Which was no longer there.

Grodzinki's, which had been a fixture on the street for goodness only knows how long, had disappeared completely, and in its place was the inevitable brand-spanking-new Starbucks. The jumbly, intricate interior of the old Grodzinki's had been completely gutted and stripped and made over into the soft-edged comfy veneers of corporate creams and browns. There were none of the old posters, no nooks and no crannies, no mirrors; Grodzinski's had been full of mirrors. You could sit over your coffee in Grodzinski's and watch yourself sit over your coffee in Grodzinski's, watching yourself sit over your coffee in Grodzinski's, ad infinitum. It was a flaneurs' paradise. Israel had grown up there.

But now-what was it now? What was it supposed to be? What did it mean? In Grodzinki's you could have imagined Carson McCullers and Karl Kraus and Frank O'Hara sitting down and enjoying some strudel together, and espresso in pure white espresso cups, but here, now, in Starbucks, the best you could imagine was Elton John getting together with the man with ginger hair out of Simply Red for a sunrise muffin and a skimmed milk latte in a stupid fat mug with a logo.

The smell of Grodzinski's-the smell of long-seated men and women of all ages, people with strong opinions and good humour-had been replaced by the smell of young people, of deodorant and of frothed milk. When you entered Grodzinski's, Mr Grodzinski would catch your eye-Mr Grodzinski, the son of the original Mr Grodzinski-and indicate to you with a nod of his brilliantined head where he expected you to sit, which table, or which booth, and then someone in a white shirt and black trousers, male or female-and often it was difficult to tell the difference, because Mr Jacobs employed a lot of little, hunched, elderly, wrinkled Lithuanians: 'So many little Litvaks!' Israel's mother would complain-would bustle over to take your order. Now you could sit anywhere, and serve yourself, but why would you bother? The place was absolutely sickening; the place was a joke. He was never going to taste Grodzinski's coffee again, coffee so strong and so sweet and so thick it was like Turkish coffee, only better, because it was Grodzinski's.

The boys were already there, drinking coffee from the big heavy mugs with the logos on them, foam clinging to their lips, Scylla and Charybdis.

* * *

'Israel Armstrong!' said Ben.

'The wanderer returns!' said Danny.

'Hi!' said Israel. 'Danny. Ben. How are things?' Danny attempted to engage Israel in an embarrassing high five, fist-knocking kind of a thing, and Ben shook his hand.

'Good.'

'You're looking well, gentlemen,' said Israel.

'You too,' said Ben.

'So, that's the pleasantries over,' said Danny. 'Now, are you buying me a coffee or what?'

Israel bought a grande-grande!?-cappuccino for Danny and a double espresso for himself and by the time he returned to the table the boys were deep in typical conversation.

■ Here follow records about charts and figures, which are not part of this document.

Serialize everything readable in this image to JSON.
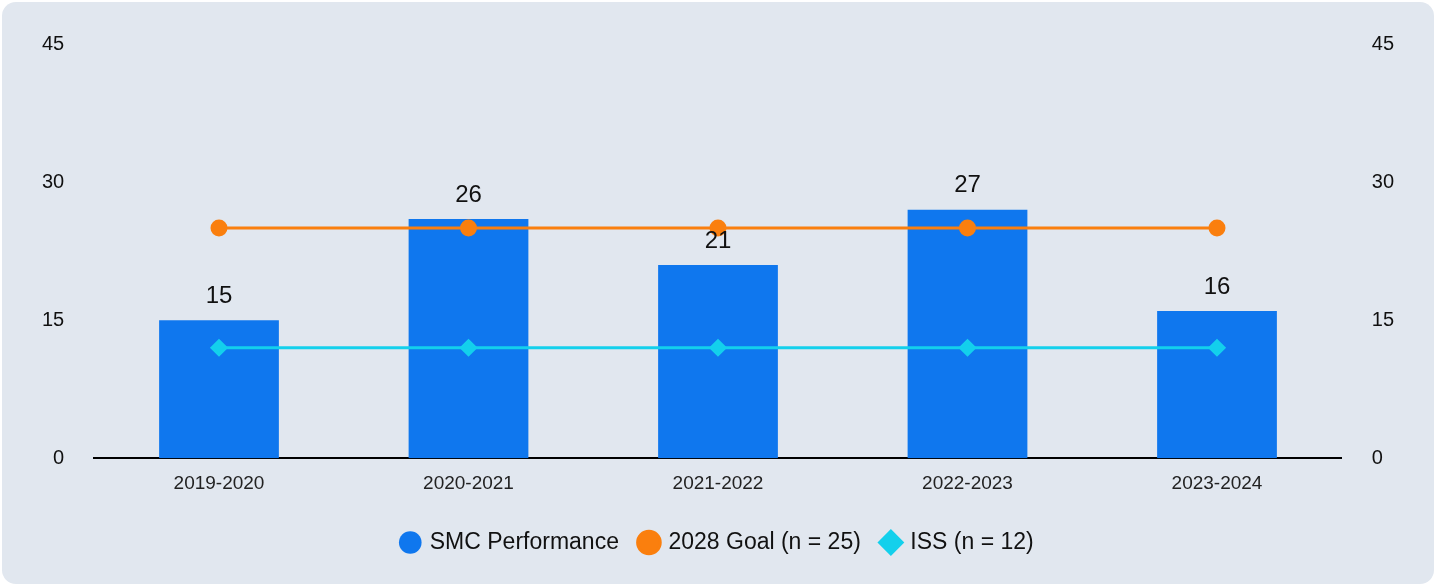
{
  "chart_data": {
    "type": "bar",
    "categories": [
      "2019-2020",
      "2020-2021",
      "2021-2022",
      "2022-2023",
      "2023-2024"
    ],
    "series": [
      {
        "name": "SMC Performance",
        "color": "#0f77ee",
        "values": [
          15,
          26,
          21,
          27,
          16
        ],
        "value_labels": [
          "15",
          "26",
          "21",
          "27",
          "16"
        ]
      },
      {
        "name": "2028 Goal (n = 25)",
        "type": "line",
        "color": "#fa7f0e",
        "marker": "circle",
        "values": [
          25,
          25,
          25,
          25,
          25
        ]
      },
      {
        "name": "ISS (n = 12)",
        "type": "line",
        "color": "#13d0ec",
        "marker": "diamond",
        "values": [
          12,
          12,
          12,
          12,
          12
        ]
      }
    ],
    "ylim": [
      0,
      45
    ],
    "yticks": [
      0,
      15,
      30,
      45
    ],
    "y2lim": [
      0,
      45
    ],
    "y2ticks": [
      0,
      15,
      30,
      45
    ],
    "grid": false,
    "legend": "bottom"
  }
}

'You can't rank writers like that, it's ridiculous,' Ben was saying. 'Tell him, it's ridiculous.'

'What?'

'Of course you can,' said Danny. 'Who says you can't? Firsts to the Renaissance; 2:1s to the nineteenth century; and then that leaves the eighteenth with the 2:2s and the Thirds to everything pre-Shakespeare.'

'Beowulf and Chaucer?' said Ben.

'They're exceptions.'

'Post-1945?' said Ben.

'Borderline Thirds.'

'What do you think, Israel?' asked Ben. 'He's got this idea you can mark authors like he marks his students.'

'Ha. Right. Very good,' said Israel. 'Very funny.'

'Did you read the new Pynchon?' asked Danny, his face deep in muggy cappuccino.